Selection of some but not all of the highlights we visited.
Ellen Browning was the founder of La Jolla Park, again a strong woman who ensured preservation of precious nature!
Fort Rosecranz is the place of rest to 101.079 marines. Emotional, beautiful, impressive!
Cabrillo National Monument
In 1542 Juan Rodriguez Cabrillo was the first European to set foot at Point Cabrillo on what is now the West Coast of the USA.
Here we meet bike racer Rick, 58-year-old retired fire fighter who is not positive about the current changes in the USA. He does not understand the general disagreement with the impact of climate change. Few days later huge forrest fires would destroy vast areas of California, even cities where we were a week ago would be partially evacuated. Climate change, agriculture and National Parks close to large urban areas without a buffer zone and houses being constructed of wood cause whole villages to be consumed by fire.
Fun to go to the local hairdresser and manicure. Jamie, 28 with 3 kids, Mexican is a nail artist and now studying to become a teacher! Sorry no photo’s 😦
We have time to immerse ourselves in museums, parks, cappuccino, concerts and home cooked food.
During our trip we did not really miss museum visits, but visiting them here adds to the emotional and intellectual experience.
One of the most impressive exhibitions was in the Museum of Photographic Art. It was a photo contest of school kids (6-18 years old) of this area (San Diego and Tijuana (Mexico)) on the subject of boundaries.
And then finally we could fly home for Christmas.
Thanks Karin&Peter and Henk&Heidi for picking us up at the airport and ensuring we had a harty breakfast before driving to Belgium.
How great is was to see Mom & Dad again and Ingrid, Gert, Victor and Conrad.

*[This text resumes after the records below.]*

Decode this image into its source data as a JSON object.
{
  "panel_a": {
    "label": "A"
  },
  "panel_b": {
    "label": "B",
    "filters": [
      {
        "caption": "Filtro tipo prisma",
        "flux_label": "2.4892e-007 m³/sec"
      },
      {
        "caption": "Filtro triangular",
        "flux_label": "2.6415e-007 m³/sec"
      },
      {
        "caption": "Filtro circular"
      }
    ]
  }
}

The boys are so much taller than 7 months ago!
But the same day we arrived, terrible news was received.
Sam, the 5-year-old son of our niece Inge and her husband Harry, was involved in a traffic accident and died in hospital later that day.
No words can describe the hurt and pain that hit Inge, Harry, Lisa and the other family members.
He will always be in our hearts and as of now we will ride for Sam!
It is Inge’s wish to celebrate Christmas as we have never celebrated it before.
Wishing you all a peaceful Holiday Season and a healthy 2018!
Big hug for everybody. Thank you all for your kind words during the past months and for following us!
We will continue our trip on the 10th of January.